30/10/2020 às 08h16min - Atualizada em 30/10/2020 às 08h16min

Justiça barra novamente candidatura de Andorfato

Portal LR1
EFEITO DOMINÓ - Decisão também atinge vice, que agora fala em novas estratégias. ( Foto: Reprodução Portal LR1)
O candidato do PTB à Prefeitura de Araçatuba, Domingos Andorfato, anunciou ontem sua desistência de concorrer na eleição municipal deste ano. O anunciou da renúncia foi feito em comunicado oficial nas redes sociais um dia depois de o ex-prefeito não conseguir reverter, no TRE-SP (Tribunal Regional Eleitoral de São Paulo), decisão da Justiça Eleitoral de Araçatuba que impugnou sua candidatura ao Executivo.

Assim como concluiu o juiz eleitoral de Araçatuba, Wellington José Prates, os desembargadores do tribunal concluíram que o petebista está inelegível. Com a decisão, fica impossibilitada de participação na disputa eleitoral toda a chapa petebista, sendo indeferido também o pedido de registro do vice Wilson Pereira de Souza, o Fred (PTB).

No comunicado, assinado pelo próprio Fred, que é presidente do diretório do PTB em Araçatuba, haverá reunião com os candidatos a vereador da legenda para definir quais rumos sigla tomará após a desistência de Andorfato.

As sucessivas derrotas dele a fim de tentar levar adiante sua candidatura são consequência do atendimento da Justiça Eleitoral a pedido feito pelo MPE (Ministério Público Eleitoral), que entrou com ação, alegando que ambos estão inelegíveis. As decisões consideraram o fato de Andorfato ter sido sócio e administrador das empresas Andorfato Assessoria Financeira Ltda e Autoplan Lar Empreendimentos, Participações e Negócios S/C Ltda, que quebraram e tiveram suas liquidações extrajudiciais decretadas pelo Banco Central do Brasil. Diante desse fato, enfatizou o magistrado, o prefeiturável foi condenado a indenizar os consorciados das empresas. Entretanto, ambas as condenações não foram cumpridas.
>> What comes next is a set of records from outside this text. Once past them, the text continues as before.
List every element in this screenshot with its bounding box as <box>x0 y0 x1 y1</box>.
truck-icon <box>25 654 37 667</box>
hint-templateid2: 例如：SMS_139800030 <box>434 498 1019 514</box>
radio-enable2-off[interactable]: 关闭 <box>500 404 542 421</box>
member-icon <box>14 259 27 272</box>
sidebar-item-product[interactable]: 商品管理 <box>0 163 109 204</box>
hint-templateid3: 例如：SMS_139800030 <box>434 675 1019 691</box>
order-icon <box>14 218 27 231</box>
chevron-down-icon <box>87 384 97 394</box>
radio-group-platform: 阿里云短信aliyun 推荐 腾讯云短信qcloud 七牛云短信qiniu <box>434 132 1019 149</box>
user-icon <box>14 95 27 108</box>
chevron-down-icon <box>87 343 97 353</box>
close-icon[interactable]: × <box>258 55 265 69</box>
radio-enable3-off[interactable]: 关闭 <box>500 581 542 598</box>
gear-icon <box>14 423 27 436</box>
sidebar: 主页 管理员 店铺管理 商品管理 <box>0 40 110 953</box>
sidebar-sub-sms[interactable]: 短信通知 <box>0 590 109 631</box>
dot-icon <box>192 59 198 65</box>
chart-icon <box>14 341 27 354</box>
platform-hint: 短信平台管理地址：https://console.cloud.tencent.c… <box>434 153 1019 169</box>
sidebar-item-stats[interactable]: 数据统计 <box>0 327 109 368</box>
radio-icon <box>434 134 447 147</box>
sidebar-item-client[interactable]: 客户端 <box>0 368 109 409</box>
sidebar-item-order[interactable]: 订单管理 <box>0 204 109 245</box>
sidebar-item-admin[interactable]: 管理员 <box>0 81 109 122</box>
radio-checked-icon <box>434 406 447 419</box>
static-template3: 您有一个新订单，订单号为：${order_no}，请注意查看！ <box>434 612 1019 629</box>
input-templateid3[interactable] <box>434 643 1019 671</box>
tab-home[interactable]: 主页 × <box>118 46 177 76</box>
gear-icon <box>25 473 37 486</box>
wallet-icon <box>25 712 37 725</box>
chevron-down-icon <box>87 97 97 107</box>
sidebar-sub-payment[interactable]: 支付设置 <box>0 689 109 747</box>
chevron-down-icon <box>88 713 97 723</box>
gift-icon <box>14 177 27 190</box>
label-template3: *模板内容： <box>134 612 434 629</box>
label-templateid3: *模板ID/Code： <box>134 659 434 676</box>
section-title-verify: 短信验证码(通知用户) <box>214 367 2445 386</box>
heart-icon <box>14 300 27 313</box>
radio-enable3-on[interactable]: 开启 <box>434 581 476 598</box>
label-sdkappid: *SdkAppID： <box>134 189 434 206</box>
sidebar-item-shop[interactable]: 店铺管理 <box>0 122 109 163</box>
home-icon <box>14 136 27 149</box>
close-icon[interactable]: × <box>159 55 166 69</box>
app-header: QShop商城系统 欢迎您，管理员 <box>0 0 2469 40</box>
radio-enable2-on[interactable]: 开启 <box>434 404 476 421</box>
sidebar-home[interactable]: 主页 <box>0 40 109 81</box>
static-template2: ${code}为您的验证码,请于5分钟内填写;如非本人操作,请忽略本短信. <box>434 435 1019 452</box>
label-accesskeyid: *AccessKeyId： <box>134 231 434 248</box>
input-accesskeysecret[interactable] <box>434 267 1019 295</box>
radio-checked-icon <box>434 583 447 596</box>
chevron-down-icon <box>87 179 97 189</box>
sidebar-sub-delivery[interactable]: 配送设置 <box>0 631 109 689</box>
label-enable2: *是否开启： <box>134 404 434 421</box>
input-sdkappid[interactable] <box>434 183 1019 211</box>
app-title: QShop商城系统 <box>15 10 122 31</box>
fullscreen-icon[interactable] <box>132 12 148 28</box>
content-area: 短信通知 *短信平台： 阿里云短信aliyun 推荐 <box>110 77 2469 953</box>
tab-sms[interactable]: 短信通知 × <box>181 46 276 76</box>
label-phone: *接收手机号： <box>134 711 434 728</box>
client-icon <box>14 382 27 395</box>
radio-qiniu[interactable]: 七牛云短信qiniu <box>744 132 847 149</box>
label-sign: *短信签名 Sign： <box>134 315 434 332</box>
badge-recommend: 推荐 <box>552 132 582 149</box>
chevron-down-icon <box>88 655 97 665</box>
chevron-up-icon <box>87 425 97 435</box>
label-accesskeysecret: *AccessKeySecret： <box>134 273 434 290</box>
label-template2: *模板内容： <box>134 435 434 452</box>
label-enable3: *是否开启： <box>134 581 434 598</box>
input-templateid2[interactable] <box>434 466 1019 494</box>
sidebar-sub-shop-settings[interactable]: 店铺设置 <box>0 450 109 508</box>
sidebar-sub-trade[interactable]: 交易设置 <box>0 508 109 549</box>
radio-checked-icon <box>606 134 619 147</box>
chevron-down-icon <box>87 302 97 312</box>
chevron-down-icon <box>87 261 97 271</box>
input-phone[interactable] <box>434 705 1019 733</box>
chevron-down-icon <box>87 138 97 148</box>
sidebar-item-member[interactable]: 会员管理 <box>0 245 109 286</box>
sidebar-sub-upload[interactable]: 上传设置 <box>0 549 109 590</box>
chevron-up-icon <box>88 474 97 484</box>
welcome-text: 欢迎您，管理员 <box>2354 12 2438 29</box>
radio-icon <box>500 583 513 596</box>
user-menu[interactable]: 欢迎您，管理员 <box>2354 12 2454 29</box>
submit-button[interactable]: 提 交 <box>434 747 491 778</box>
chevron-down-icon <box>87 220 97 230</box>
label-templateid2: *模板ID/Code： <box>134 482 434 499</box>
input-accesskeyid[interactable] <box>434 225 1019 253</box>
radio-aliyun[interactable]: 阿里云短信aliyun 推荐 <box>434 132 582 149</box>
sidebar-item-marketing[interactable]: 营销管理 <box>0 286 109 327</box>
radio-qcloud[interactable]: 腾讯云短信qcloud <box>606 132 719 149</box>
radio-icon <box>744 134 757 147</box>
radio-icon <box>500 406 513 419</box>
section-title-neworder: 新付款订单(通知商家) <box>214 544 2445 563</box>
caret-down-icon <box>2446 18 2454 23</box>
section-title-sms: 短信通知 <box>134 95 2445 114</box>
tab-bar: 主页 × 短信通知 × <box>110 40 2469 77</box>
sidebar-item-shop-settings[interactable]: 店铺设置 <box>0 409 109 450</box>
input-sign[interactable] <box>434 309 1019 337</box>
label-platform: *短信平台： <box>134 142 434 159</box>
Assim, tanto o juiz local quanto o TRE concluíram que, para esses casos, a inelegibilidade está prevista na Lei Complementar 64/90. E sustentaram que, nessas situações, não há “prazo certo de vedação a candidaturas eleitorais”. Esse entendimento rechaça posicionamento de Andorfato, segundo o qual o prazo de oito anos para um condenado não participar de eleições já venceu, o que, em tese, permitiria a sua participação na eleição deste ano.

Por causa da mesma situação, em 2000, Andorfato teve sua candidatura impugnada. Na ocasião, ele foi substituído pelo próprio filho, Marcelo Andorfato, que acabou derrotado por Jorge Maluly Netto, já falecido.

Domingos Andorfato governou a cidade de 1993 a 96.